Dorothy C. Wong, University of Virginia, USA
Availability: Available 4 weeks
342pp. ¦ $95 £78 €89
This volume examines the various patterns of trans-regional exchanges in Buddhist art within East Asia (China, Korea, and Japan) in the medieval period, from the fifth to the thirteenth centuries. A traditional approach to the study of East Asian Buddhist art revolves around the notion of an artistic relay: India was regarded as the source of inspiration for China, and China in turn influenced artistic production in the Korean peninsula and Japan. While this narrative holds some truth, it has the implicit baggage of assuming that art in the host country is only derivative and obscures a deep understanding of the complexity of transnational exchanges. The essays in this volume aim to go beyond the conventional query of tracing origins and mapping exchanges in order to investigate the agency of the “receivers” with contextual case studies that can expand our understanding of artistic dialogues across cultures.

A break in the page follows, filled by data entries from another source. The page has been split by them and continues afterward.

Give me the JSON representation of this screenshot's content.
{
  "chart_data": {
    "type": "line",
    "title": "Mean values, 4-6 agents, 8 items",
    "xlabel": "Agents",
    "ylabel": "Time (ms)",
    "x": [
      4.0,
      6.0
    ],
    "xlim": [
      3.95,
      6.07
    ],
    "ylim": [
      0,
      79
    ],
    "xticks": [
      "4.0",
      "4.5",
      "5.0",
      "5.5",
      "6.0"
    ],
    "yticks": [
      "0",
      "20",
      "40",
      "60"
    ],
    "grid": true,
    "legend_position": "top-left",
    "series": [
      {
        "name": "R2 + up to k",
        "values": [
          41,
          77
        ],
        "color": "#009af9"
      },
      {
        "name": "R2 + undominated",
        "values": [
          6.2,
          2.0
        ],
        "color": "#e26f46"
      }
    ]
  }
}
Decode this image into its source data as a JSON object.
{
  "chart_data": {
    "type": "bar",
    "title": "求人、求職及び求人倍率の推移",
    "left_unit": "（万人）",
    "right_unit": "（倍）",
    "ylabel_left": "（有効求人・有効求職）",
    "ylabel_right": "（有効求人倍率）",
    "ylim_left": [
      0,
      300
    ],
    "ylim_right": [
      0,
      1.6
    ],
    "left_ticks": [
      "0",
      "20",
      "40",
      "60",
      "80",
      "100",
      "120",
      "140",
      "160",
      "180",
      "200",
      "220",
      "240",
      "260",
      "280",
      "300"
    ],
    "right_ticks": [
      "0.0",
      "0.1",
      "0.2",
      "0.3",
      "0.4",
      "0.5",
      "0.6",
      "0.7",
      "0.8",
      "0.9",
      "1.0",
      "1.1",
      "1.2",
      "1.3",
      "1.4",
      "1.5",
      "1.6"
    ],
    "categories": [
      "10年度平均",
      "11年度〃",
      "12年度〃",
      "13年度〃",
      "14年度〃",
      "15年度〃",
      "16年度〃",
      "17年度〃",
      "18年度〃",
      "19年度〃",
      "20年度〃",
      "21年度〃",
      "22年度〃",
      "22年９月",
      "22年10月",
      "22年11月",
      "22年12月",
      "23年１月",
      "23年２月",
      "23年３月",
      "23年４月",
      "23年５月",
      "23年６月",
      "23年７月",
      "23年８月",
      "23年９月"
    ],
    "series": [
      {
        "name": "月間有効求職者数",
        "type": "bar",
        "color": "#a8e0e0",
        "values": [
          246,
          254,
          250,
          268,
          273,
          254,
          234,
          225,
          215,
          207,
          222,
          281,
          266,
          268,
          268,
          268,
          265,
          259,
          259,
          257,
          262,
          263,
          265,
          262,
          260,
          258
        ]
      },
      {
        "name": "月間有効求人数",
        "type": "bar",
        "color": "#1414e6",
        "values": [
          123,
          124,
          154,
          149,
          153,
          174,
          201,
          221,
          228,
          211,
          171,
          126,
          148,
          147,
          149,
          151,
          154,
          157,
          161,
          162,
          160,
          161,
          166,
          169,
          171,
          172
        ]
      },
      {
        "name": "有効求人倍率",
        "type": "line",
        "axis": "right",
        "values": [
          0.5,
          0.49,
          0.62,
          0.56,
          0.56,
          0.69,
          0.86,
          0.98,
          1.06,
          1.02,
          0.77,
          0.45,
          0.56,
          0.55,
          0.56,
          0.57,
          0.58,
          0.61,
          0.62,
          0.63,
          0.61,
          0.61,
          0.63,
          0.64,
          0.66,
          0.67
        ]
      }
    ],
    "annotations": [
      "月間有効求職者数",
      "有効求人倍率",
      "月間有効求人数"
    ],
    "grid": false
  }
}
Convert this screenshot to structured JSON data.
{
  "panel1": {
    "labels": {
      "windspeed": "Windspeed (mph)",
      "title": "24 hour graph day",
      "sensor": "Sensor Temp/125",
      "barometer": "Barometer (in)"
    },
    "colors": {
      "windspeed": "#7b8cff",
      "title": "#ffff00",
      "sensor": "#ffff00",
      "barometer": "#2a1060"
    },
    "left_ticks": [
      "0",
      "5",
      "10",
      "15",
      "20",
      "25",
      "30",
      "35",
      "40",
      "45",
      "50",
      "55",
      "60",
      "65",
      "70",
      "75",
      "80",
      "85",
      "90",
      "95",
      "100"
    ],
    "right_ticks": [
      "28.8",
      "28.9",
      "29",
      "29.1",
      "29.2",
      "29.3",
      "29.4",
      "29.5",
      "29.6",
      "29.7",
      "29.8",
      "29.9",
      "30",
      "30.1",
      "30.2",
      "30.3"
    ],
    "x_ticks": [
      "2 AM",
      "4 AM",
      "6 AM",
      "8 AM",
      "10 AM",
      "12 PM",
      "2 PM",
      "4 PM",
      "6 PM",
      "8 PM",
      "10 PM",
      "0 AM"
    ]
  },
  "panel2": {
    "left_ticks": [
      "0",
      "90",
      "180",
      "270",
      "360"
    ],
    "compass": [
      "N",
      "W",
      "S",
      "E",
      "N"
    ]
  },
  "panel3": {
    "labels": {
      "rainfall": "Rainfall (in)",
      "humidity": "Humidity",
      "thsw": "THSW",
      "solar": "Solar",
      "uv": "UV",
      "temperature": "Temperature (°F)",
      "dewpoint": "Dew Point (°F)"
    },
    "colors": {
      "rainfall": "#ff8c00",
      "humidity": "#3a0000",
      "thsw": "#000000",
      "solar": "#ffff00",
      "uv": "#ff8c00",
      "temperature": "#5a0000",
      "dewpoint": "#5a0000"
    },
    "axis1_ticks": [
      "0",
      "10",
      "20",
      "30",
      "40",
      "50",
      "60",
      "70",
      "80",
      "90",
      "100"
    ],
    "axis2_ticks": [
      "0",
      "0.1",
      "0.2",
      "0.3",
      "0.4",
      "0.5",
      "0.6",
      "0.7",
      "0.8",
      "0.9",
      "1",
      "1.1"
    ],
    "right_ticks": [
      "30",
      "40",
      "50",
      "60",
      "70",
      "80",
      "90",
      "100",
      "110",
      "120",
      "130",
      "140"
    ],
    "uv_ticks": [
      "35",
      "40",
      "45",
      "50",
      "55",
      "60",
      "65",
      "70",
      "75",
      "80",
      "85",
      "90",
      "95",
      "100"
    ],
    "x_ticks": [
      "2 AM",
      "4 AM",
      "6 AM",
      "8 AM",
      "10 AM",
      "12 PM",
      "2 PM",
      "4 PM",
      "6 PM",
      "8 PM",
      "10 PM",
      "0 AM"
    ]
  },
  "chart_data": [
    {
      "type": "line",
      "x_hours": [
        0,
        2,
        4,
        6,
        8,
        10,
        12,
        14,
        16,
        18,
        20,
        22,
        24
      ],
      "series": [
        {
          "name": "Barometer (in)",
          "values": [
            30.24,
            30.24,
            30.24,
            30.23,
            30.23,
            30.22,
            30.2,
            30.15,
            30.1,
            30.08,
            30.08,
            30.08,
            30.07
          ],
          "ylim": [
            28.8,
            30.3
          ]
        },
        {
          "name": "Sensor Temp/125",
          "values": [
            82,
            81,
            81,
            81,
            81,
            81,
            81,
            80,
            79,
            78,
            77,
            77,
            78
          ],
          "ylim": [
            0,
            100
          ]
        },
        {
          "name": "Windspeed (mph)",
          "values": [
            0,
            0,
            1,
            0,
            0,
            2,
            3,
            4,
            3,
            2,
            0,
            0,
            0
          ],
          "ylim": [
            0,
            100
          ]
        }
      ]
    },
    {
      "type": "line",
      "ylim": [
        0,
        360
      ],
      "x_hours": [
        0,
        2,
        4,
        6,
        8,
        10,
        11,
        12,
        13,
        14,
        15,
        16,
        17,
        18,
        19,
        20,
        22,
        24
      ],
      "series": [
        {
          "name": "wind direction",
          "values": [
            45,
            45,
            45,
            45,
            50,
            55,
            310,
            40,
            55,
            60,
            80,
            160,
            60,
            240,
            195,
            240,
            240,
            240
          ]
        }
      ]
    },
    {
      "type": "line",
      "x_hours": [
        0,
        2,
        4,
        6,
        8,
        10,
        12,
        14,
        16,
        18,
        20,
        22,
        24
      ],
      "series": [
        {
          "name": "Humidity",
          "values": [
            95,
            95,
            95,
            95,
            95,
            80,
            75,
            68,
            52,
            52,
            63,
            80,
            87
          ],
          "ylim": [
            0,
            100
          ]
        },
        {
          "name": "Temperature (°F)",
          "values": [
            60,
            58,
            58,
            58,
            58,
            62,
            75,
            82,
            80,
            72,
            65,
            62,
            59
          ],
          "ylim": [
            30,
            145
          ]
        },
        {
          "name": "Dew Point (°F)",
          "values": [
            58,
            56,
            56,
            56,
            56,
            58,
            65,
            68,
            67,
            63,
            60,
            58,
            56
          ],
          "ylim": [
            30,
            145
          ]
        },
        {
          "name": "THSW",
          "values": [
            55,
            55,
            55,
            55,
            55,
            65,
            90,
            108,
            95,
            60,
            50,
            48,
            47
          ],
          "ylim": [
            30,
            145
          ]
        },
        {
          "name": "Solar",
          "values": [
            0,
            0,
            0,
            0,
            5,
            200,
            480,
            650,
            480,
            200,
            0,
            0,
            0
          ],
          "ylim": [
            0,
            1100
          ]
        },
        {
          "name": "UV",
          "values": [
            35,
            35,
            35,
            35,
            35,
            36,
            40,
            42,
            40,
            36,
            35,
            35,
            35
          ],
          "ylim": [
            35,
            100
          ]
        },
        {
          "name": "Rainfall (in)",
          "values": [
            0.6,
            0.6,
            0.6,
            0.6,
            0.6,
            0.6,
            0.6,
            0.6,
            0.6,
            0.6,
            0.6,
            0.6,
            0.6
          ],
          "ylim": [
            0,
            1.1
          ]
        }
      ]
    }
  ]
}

The volume is divided into three sections. In Section I, “Transmission and Local Interpretations,” the three chapters by Jinchao Zhao, Li-kuei Chien, and Hong Wu all address topics of transnational transmission of Buddhist imagery, their figural styles, and subsequent alterations or adaptations based on local preferences and interpretations. Buddhism had important impacts on East Asian countries in the political dimension, especially when the religion and certain Buddhist sutras and deities were believed to have state-protecting properties. The chapters by Dorothy C. Wong, Imann Lai, and Clara Ma in Section II, “Buddhism and the State,” attend to the political aspect of Buddhism in visual representation. Section III, “Iconography and Traditions,” includes chapters by Sakiko Takahashi, Suijun Ra, and Tamami Hamada that closely study the cross-border transmission of and subtle variations in iconography and style of specific Buddhist deities, notably deities of esoteric strands that include the Thousand-Armed Avalokiteśvara (Bodhisattva of Compassion).